If enacted, the regulation would amend a 2015 Obama-era rule establishing a set of solid waste requirements for the management of CCRs, commonly known as coal ash, fly ash, bottom ash, boiler slag, and flue gas desulfurization materials generated from coal-fired electricity utilities, in landfills and impoundments, along with inspection, monitoring, recordkeeping and reporting requirements. The 2015 rule required plants that burn coal to dispose of the fine powder and sludge using wastewater treatment technology in order to prevent about 1.4 billion pounds of coal ash from entering waterways.

Coal ash waste ponds that were leaking contaminants into groundwater would have had to close by April 2019. Under the latest revisions, utilities now have until August 31, 2020, to retrofit or close unlined ash ponds.

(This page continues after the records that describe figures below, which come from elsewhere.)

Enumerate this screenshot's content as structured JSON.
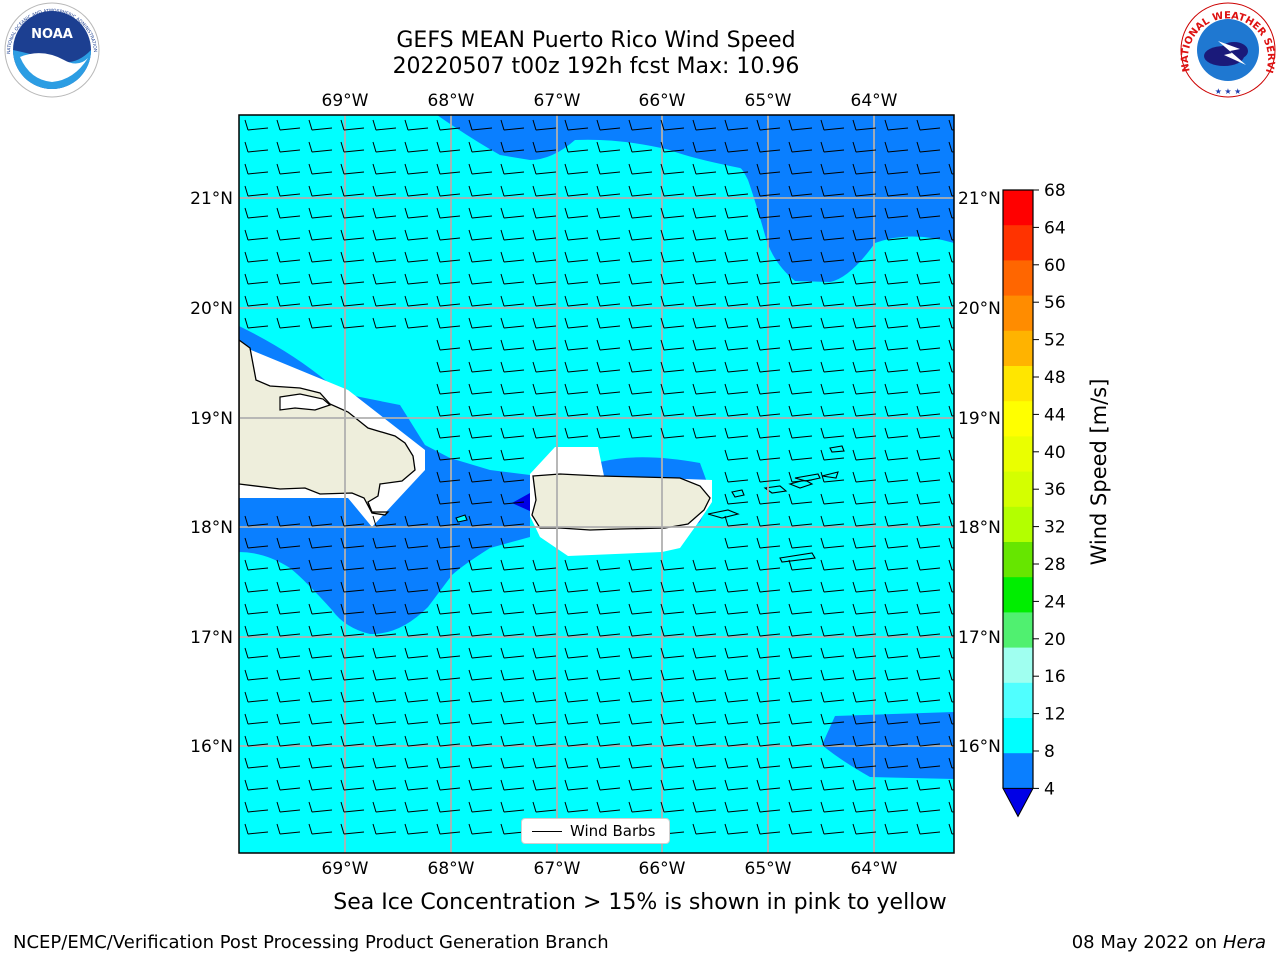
{
  "title": {
    "line1": "GEFS MEAN Puerto Rico Wind Speed",
    "line2": "20220507 t00z 192h fcst   Max: 10.96"
  },
  "map": {
    "lon_labels": [
      "69°W",
      "68°W",
      "67°W",
      "66°W",
      "65°W",
      "64°W"
    ],
    "lat_labels": [
      "21°N",
      "20°N",
      "19°N",
      "18°N",
      "17°N",
      "16°N"
    ],
    "legend_label": "Wind Barbs",
    "colors": {
      "ocean_8_12": "#00ffff",
      "band_4_8": "#0a7fff",
      "below_4": "#0000e6",
      "land": "#eeeedc",
      "gridline": "#b0b0b0"
    }
  },
  "colorbar": {
    "label": "Wind Speed [m/s]",
    "ticks": [
      "68",
      "64",
      "60",
      "56",
      "52",
      "48",
      "44",
      "40",
      "36",
      "32",
      "28",
      "24",
      "20",
      "16",
      "12",
      "8",
      "4"
    ],
    "bin_colors_top_down": [
      "#ff0000",
      "#ff3300",
      "#ff6600",
      "#ff8c00",
      "#ffb300",
      "#ffe600",
      "#ffff00",
      "#eaff00",
      "#d4ff00",
      "#b3ff00",
      "#66e600",
      "#00ee00",
      "#50f070",
      "#a0fff0",
      "#50ffff",
      "#00ffff",
      "#0a7fff"
    ],
    "under_color": "#0000e6"
  },
  "caption": "Sea Ice Concentration > 15% is shown in pink to yellow",
  "footer": {
    "left": "NCEP/EMC/Verification Post Processing Product Generation Branch",
    "date": "08 May 2022 on",
    "host": "Hera"
  },
  "logos": {
    "left": "noaa-logo",
    "right": "nws-logo",
    "right_ring_text": "NATIONAL WEATHER SERVICE",
    "left_ring_text": "NATIONAL OCEANIC AND ATMOSPHERIC ADMINISTRATION · U.S. DEPARTMENT OF COMMERCE"
  }
}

EPA Administrator Andrew Wheeler said the actions “were triggered by court rulings and petitions for reconsideration on two 2015 rules that placed heavy burdens on electricity producers across the country.”

In 2018, the D.C. Circuit Court of Appeals overturned certain provisions of EPA’s 2015 final rule and remanded some provisions back to the agency.

Heavy metals

Mary Anne Hitt, Senior Director of Sierra Club’s Beyond Coal campaign, accused Wheeler of “flagrantly favoring his former employers in the coal industry over the well-being of thousands of communities and millions of people across our country. Coal ash is a dangerous, toxic substance that can cause children to have significant developmental issues and contaminate entire ecosystems with harmful heavy metals. Yet, it is clear today that Wheeler and the coal industry don’t care — and they will continue doing everything they can to codify their bizarre idea that they have a right to pollute more than anyone else has a right to clean water.”  

Wheeler is a former coal industry lobbyist.

Earthjustice, a nonprofit public interest environmental law organization, said the EPA’s proposed rules would drastically weaken public health and safety protections from pollution produced by coal-fired power plants.

Increased cancer risk

According to Physicians for Social Responsibility, the EPA has found that living next to a coal ash disposal site can increase the risk of cancer or other diseases. People who live near an unlined wet ash pond (surface impoundment) and get their drinking water from a well, may have as much as a 1 in 50 chance of getting cancer from drinking arsenic-contaminated water. If eaten, drunk or inhaled, these toxicants can cause cancer and nervous system impacts such as cognitive deficits, developmental delays and behavioral problems. They can also cause heart damage, lung disease, respiratory distress, kidney disease.

Protecting coal jobs

West Virginia Attorney General Patrick Morrisey applauded the EPA’s efforts to protect coal mining jobs in his state. "The proposed regulations will improve the regulatory burden on the coal industry and lower the cost of electricity for West Virginians,” said Morrisey.

Kentucky Energy and Environment Cabinet Secretary Charles Snavely said he “supports the EPA’s efforts to develop guidelines that enable states to develop a workable regulatory framework for coal combustion residuals and effluent guidelines while still protecting the environment.”

The EPA also announced plans to revise a portion of the regulations (known as effluent guidelines) affecting wastewater management from steam electric power plants. Additionally, the agency says it intends to enact revisions to regulations addressing coal ash management and disposal that will address matters raised in litigation, legislation, petitions for reconsideration, and rule implementation.